Bien des managers et des gestionnaires des ressources humaines abordent la question chacun à sa manière et selon sa propre expérience ou encore selon sa propre compréhension, mais l’essentiel c’est-à-dire la réponse à la vacance des emplois est toujours d’actualité et quatre concepts magiques remontent systématiquement à la surface : Immigration - Dépistage de potentialités - Apprentissage en entreprise - Fidélisation. Mais pour ce dernier concept, la contradiction avec la mobilité est flagrante, puisque l‘industrie voisine ou le commerce voisin sont à l’affût. Les compétiteurs ne sont pas seulement les autres employeurs mais aussi les agences de placement, les firmes de recrutements, les chasseurs de têtes, les firmes de reclassement qui se sont lancées dans le ‘’piquer l’employé de l’autre’’ pour le proposer au concurrent, etc. 
Les deux concepts que sont une nouvelle philosophie et une nouvelle culture managériale ne sont pas l’apanage des patrons actuels. Les employés n’y échappent pas. Les deux - patrons et employés - manquent souvent de mise à niveau de leur savoir en la matière même si des cadres de références existent. Les attitudes, les comportements ainsi que le style de supervision restent dans le même créneau des relations professionnelles. 

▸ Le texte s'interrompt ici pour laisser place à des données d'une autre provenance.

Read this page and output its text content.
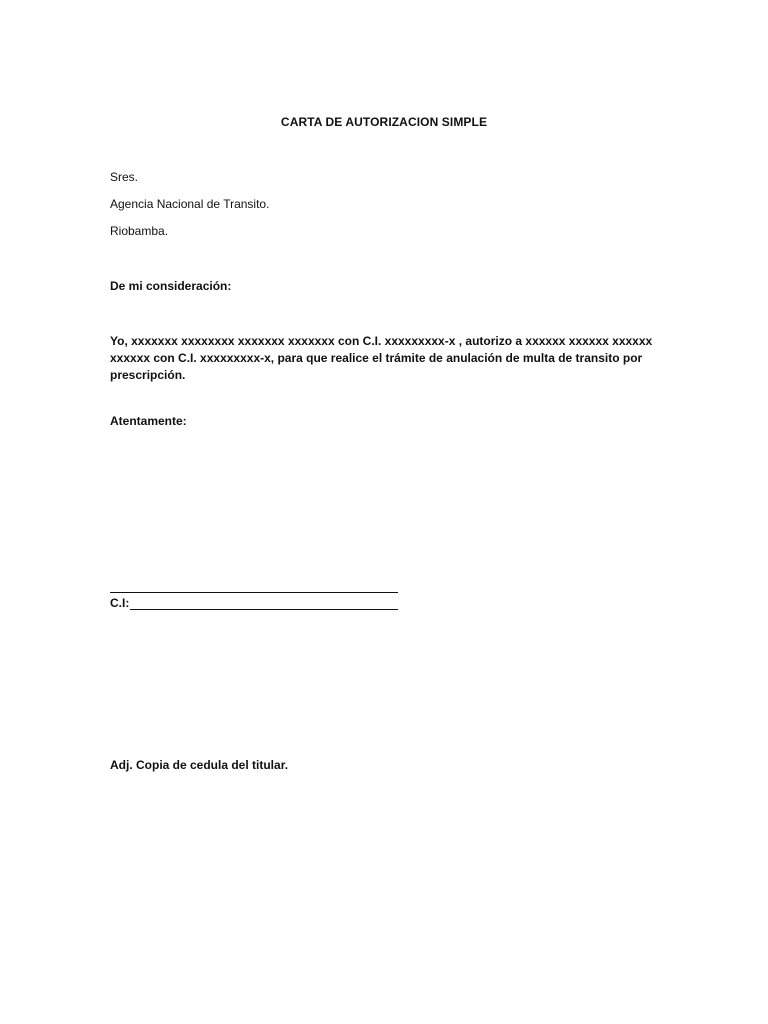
CARTA DE AUTORIZACION SIMPLE
Sres.
Agencia Nacional de Transito.
Riobamba.
De mi consideración:
Yo, xxxxxxx xxxxxxxx xxxxxxx xxxxxxx con C.I. xxxxxxxxx-x , autorizo a xxxxxx xxxxxx xxxxxx xxxxxx con C.I. xxxxxxxxx-x, para que realice el trámite de anulación de multa de transito por prescripción.
Atentamente:
C.I:
Adj. Copia de cedula del titular.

Avec le retour des retraités au travail, un paramètre est à revisiter. Les relations professionnelles transgénérationnelles pendant que celui de l’‘’Immigration’’ est à reconsidérer au vu du nombre de déperditions et de ratages observés. Certes, ce n’est pas la traitement approprié parce qu’il ne répond pas aux attentes des employeurs que ce soit du point de vue du contenu des qualifications, des expériences mais aussi et surtout des attitudes et des comportements conditionnés par des valeurs et des principes de vie industrielle différents de ceux du Québec. Souvent incompris par les Québécois, les nouveaux arrivants ont des profils ‘’inadaptés’’ pour une productivité et une performance systématiques. 
Sachant que le monde du travail a fondamentalement changé et que sa gouvernance ne dépend pas seulement des patrons mais aussi des hommes et des femmes politiques qui légifèrent. Le gouvernement du Québec serait bien inspiré de revoir profondément sa politique de l’emploi et celle de son immigration en y associant les principaux concerné, les chercheurs d’emplois et les immigrants.